# How far from full am I??



## Amie (Sep 15, 2010)

I have a 55gal tank. An Aqua Clear 20-40 filter, a Aqua Tech 50 filter and a bubble wall along the back of the tank. Substrate is gravel. Planning on turning it into a planted aquarium in the distant future.

These are the inhabitants:
4 platys
3 swordtails
2 glass catfish
2 guppys
1 red eye tetra
1 phantom tetra
2 sailfin mollys

The inhabitants change a little. The pregnant females get moved to my fry tank and put back after dropping their fry. Right now I have 3 females in the fry tank. 

What I'm wondering is if this tank is almost full or if I have a lot more capacity room to play with. 

Also, who do you think would go well in there??


----------



## J-Pond (Jun 8, 2009)

I think maybe a few more, but only a few. maybe some neons?


----------



## jrman83 (Jul 9, 2010)

Personally, I think you could quite a bit more. I would limit it to 8-10 more though - of the same type of fish you have in there now. 

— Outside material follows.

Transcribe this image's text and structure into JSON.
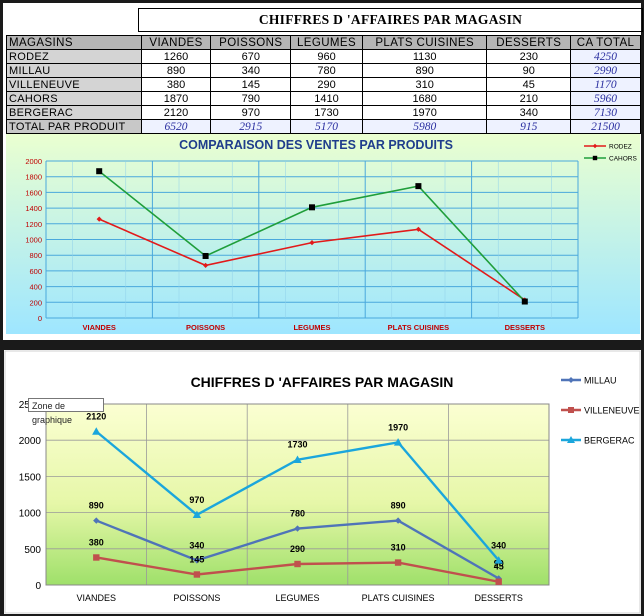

FWIW, a buddy of mine has two 55gal tanks. I've seen both of them with nearly a 100 fish in each - mostly guppies. He never does water changes and only tops off. One AC 110 for the filter.


----------



## snail (Aug 6, 2010)

I think you could have more as none of them are big and messy. The glass catfish and tetras are schooling fish so consider getting more of them. In a school they will be more comfortable and interesting to watch.


----------



## underwaterking (Oct 23, 2010)

Google aqadvisor, its a great site for stocking levels and all that.
If you have problems with the web in internet explorer, try it on firefox


----------



## mk4gti (Jun 15, 2010)

Yeah you can def get a few more, i would go wtih more of what you have the red eyes like to school.


----------